Estados Unidos actualiza advertencias de viaje: Implicaciones para el sector energético venezolano

El Departamento de Estado de EE. UU. ha emitido nuevas advertencias de viaje, elevando el nivel de riesgo para varios países, lo que podría incluir a Venezuela. Aunque no

El 26 de marzo de 2026, el Departamento de Estado de Estados Unidos emitió una actualización de sus advertencias de viaje, colocando a una veintena de naciones en el nivel máximo de riesgo, conocido como Nivel 4: No Viajar. Si bien el informe detalla factores generales de seguridad, criminalidad o salud, la inclusión de países con los que EE. UU. mantiene relaciones complejas, como Venezuela, reviste particular importancia para sectores económicos estratégicos, incluyendo la energía. Estas categorizaciones influyen directamente en la percepción de riesgo de operar en dichas jurisdicciones por parte de empresas e inversores.

Para Venezuela, un país ya enfrentado a un complejo entramado de sanciones internacionales, inestabilidad política y una infraestructura energética en deterioro, figurar en el nivel más alto de advertencia de viaje del Departamento de Estado añade una capa adicional de desafío.
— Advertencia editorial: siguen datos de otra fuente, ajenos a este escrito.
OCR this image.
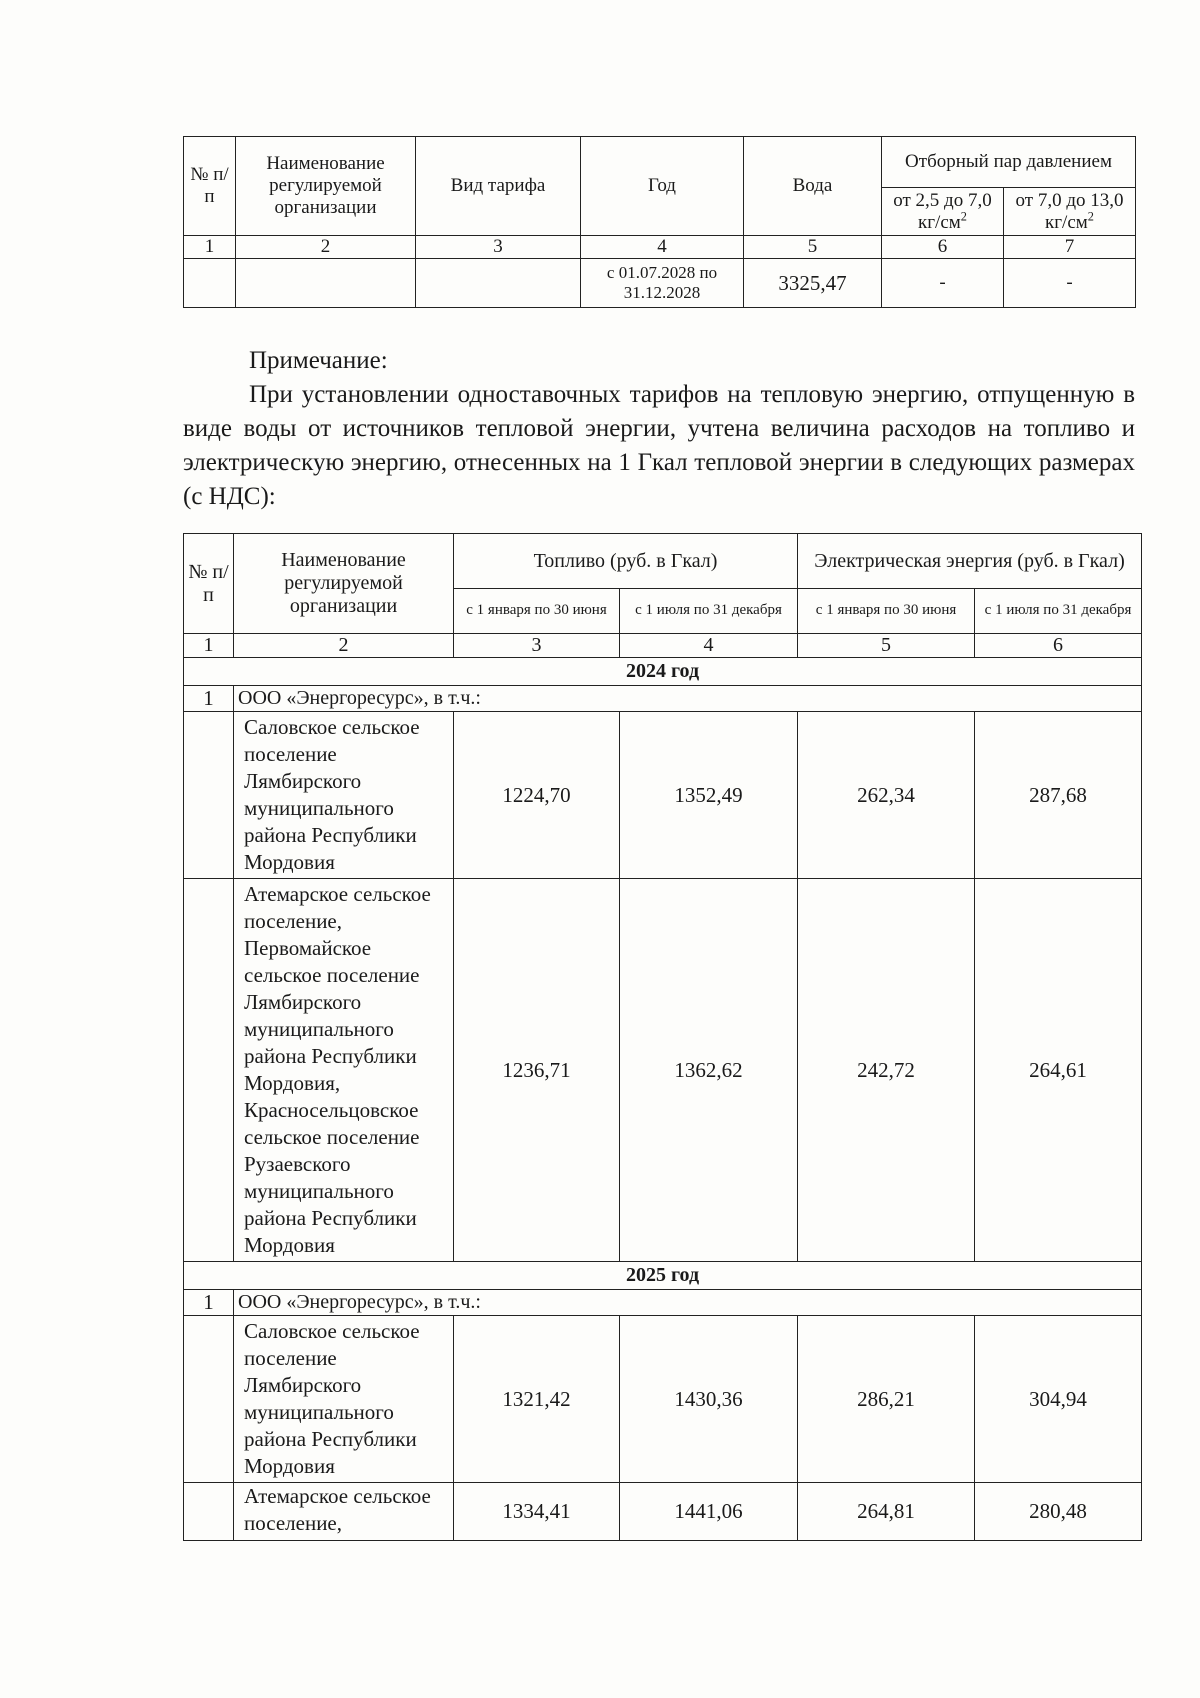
№ п/п	Наименование регулируемой организации	Вид тарифа	Год	Вода	Отборный пар давлением	
					от 2,5 до 7,0 $кг/см^2$	от 7,0 до 13,0 $кг/см^2$
1	2	3	4	5	6	7
			с 01.07.2028 по 31.12.2028	3325,47	-	-
Примечание:

При установлении одноставочных тарифов на тепловую энергию, отпущенную в виде воды от источников тепловой энергии, учтена величина расходов на топливо и электрическую энергию, отнесенных на 1 Гкал тепловой энергии в следующих размерах (с НДС):

№ п/п	Наименование регулируемой организации	Топливо (руб. в Гкал)		Электрическая энергия (руб. в Гкал)	
		с 1 января по 30 июня	с 1 июля по 31 декабря	с 1 января по 30 июня	с 1 июля по 31 декабря
1	2	3	4	5	6
2024 год					
1	ООО «Энергоресурс», в т.ч.:				
	Саловское сельское поселение Лямбирского муниципального района Республики Мордовия	1224,70	1352,49	262,34	287,68
	Атемарское сельское поселение, Первомайское сельское поселение Лямбирского муниципального района Республики Мордовия, Красносельцовское сельское поселение Рузаевского муниципального района Республики Мордовия	1236,71	1362,62	242,72	264,61
2025 год					
1	ООО «Энергоресурс», в т.ч.:				
	Саловское сельское поселение Лямбирского муниципального района Республики Мордовия	1321,42	1430,36	286,21	304,94
	Атемарское сельское поселение,	1334,41	1441,06	264,81	280,48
Aunque el artículo original no especifica cuáles de los 20 países son, la trayectoria de la relación bilateral y la fuente de la noticia (La Patilla, un medio venezolano) sugieren fuertemente que Venezuela es uno de ellos. Esta designación disuade no solo el turismo, sino también el despliegue de personal técnico y directivo por parte de empresas extranjeras.

La revitalización del sector petrolero y gasífero venezolano, esencial para la recuperación económica del país, depende en gran medida de la atracción de inversión extranjera y experticia tecnológica. Las advertencias de viaje de alto riesgo complican esta tarea, ya que las empresas multinacionales deben evaluar cuidadosamente los riesgos para la seguridad de sus empleados y activos antes de comprometerse con nuevos proyectos o expansiones. Esta situación se agrava en un contexto donde el gobierno venezolano busca activamente socios internacionales para recuperar su capacidad productiva, actualmente muy por debajo de su potencial.

En este escenario, las empresas energéticas estadounidenses o aquellas con una fuerte presencia en EE. UU. se ven particularmente afectadas. La dificultad de enviar personal clave, la necesidad de primas de seguro más altas y el escrutinio de los gobiernos sobre la seguridad de sus ciudadanos, se traducen en barreras adicionales para cualquier iniciativa de inversión en el sector energético venezolano, desde la extracción de crudo hasta el desarrollo de infraestructuras de gas o proyectos de energía renovable. Las advertencias de viaje, aunque no son sanciones económicas directas, actúan como un factor disuasorio significativo que prolonga la parálisis y dificulta la recuperación de uno de los sectores más importantes de la economía venezolana.